En política –así como en varios aspectos de la vida en sociedad– se suele cometer el error de romantizar tiempos pasados. Un llamado natural a la nostalgia, en complicidad con la mala memoria colectiva, transmite la idea, usualmente equivocada, de que antes los poderes del Estado funcionaban mejor. Pero la reflexión no siempre es incorrecta, o no del todo. Un ejemplo de esto son los tiempos que se toman los poderes del Estado para reaccionar a las acusaciones en contra de quienes ocupan u ocuparon posiciones públicas prominentes.
Ayer, la Sala Penal Especial de la Corte Suprema condenó a 22 años de prisión al excongresista Michael Urtecho por los delitos de enriquecimiento ilícito y concusión. El proceso tardó casi diez años entre el Ministerio Público y las cortes desde que el exparlamentario fuera suspendido de su curul en octubre del 2013. Al margen de su culpabilidad, una década de proceso penal es un exceso del sistema de justicia, y que a la fecha se repite –a veces con períodos mucho más extensos– en incontables casos.
Y si aquí la mejora ha sido nula, los tiempos parlamentarios solo han empeorado. Como se recuerda, siete trabajadores del despacho de Urtecho denunciaron al excongresista de Solidaridad Nacional por recortar sus salarios. Según testimonios, algunos empleados recibían apenas pequeñas fracciones de su remuneración base. Urtecho fue acusado también de presentar boletas de empresas fantasmas y de apropiarse de una donación de 621 sillas de ruedas para discapacitados de bajos recursos mientras presidía la Comisión Especial de Discapacidad en el Congreso.
Ante la evidencia, el Parlamento de entonces actuó rápido.
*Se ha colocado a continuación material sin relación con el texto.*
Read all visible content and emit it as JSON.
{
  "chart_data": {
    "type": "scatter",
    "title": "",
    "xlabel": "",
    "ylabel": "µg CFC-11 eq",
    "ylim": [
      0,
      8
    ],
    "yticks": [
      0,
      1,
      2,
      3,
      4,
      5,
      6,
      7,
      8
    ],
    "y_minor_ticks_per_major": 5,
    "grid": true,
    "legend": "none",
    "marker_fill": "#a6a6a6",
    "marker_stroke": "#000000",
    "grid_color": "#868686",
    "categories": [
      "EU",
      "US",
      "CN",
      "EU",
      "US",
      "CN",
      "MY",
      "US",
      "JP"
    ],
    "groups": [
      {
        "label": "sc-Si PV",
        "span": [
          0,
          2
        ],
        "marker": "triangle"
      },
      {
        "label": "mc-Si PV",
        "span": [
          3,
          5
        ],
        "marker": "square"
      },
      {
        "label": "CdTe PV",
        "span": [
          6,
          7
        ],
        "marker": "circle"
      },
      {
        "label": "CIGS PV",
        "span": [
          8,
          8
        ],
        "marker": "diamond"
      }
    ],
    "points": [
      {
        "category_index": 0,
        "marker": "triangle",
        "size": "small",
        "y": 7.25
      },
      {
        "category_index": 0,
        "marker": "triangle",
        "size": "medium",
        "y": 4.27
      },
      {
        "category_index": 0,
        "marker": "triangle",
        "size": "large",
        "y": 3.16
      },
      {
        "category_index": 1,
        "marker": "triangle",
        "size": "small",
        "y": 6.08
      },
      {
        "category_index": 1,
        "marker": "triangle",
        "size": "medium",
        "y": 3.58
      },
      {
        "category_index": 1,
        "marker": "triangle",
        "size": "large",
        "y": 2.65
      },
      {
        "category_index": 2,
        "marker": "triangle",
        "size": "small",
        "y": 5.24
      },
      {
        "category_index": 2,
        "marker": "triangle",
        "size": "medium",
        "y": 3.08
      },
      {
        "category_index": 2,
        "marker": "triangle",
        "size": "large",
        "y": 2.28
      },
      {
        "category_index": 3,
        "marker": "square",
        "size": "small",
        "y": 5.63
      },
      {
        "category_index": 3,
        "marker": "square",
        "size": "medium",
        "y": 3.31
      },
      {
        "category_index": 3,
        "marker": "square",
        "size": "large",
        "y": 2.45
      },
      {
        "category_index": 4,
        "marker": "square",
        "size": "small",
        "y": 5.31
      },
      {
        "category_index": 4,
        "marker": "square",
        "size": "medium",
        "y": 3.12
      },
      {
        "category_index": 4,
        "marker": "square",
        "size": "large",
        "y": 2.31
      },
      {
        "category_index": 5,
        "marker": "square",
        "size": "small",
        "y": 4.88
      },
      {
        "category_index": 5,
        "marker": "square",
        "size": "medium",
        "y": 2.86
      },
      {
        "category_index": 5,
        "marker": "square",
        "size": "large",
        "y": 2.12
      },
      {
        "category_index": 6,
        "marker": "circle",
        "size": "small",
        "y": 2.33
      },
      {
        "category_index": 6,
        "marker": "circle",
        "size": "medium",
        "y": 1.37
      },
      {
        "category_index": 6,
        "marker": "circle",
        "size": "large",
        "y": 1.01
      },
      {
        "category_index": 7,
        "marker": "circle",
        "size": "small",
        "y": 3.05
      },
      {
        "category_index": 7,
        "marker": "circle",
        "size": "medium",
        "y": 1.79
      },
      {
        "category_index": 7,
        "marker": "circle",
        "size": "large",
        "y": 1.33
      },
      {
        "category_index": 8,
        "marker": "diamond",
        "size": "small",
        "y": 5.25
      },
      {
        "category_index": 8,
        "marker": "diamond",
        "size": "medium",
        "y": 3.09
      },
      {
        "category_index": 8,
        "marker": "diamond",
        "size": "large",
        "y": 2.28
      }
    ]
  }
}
Transcurrió, de hecho, un mes desde la aparición de las primeras denuncias hasta la suspensión por 120 días, con un trabajo eficiente de la Comisión de Ética y del pleno. Pasados tres meses, el excongresista ya había sido desaforado e inhabilitado para la función pública por diez años.
Ahora, los indicios que apuntan a que al menos nueve parlamentarios habrían imitado las prácticas de Urtecho son amplios. Sin embargo, tras cinco meses de idas y vueltas desde las primeras acusaciones, se ha avanzado muy poco en las investigaciones y procesos sancionadores. De acuerdo con especialistas consultados por este Diario, la sentencia en contra de Urtecho debería dar a la representación nacional mayores argumentos legales y legitimidad para imprimir velocidad en los procesos pendientes, pero para eso se requiere voluntad política.
Ya es obvio que este tipo de prácticas –el recorte de sueldos o los aportes “voluntarios” de los trabajadores del despacho, que no es más que un eufemismo para referirse a lo primero– han sido normalizadas en el Congreso. El fin de semana pasado, para no ir muy lejos, el propio presidente del Congreso, Alejandro Soto, fue acusado de recolectar dinero de sus trabajadores para pagar publicidad a su favor en redes sociales (por lo que el Ministerio Público ya le ha abierto una investigación). Estos abusos y apropiaciones ilícitas no pueden quedar impunes. La sentencia contra Urtecho así lo confirma, aun si los actuales congresistas arrastran los pies al momento de procesar a uno –o varios– de los suyos.
“Quiero pedir disculpas. Como cristiano he permitido durante varios días que se mancille el nombre de Dios, por miedo, por cobardía y he caído en mentira y en hipocresía. Ya no puedo aguantar esto, no quiero tener esto como carga. Me siento mal, muy mal”, dijo en su momento Urtecho. La confesión no lo redime de la sanción, pero sí ayuda a las instituciones a corregir el daño. Y ese, de plano, es un paso que tampoco hemos visto hasta ahora en los actuales parlamentarios. Después de todo, el Caso Urtecho debe ser una muestra para los congresistas de que apropiarse del sueldo de un trabajador nunca debería quedar impune. Nunca.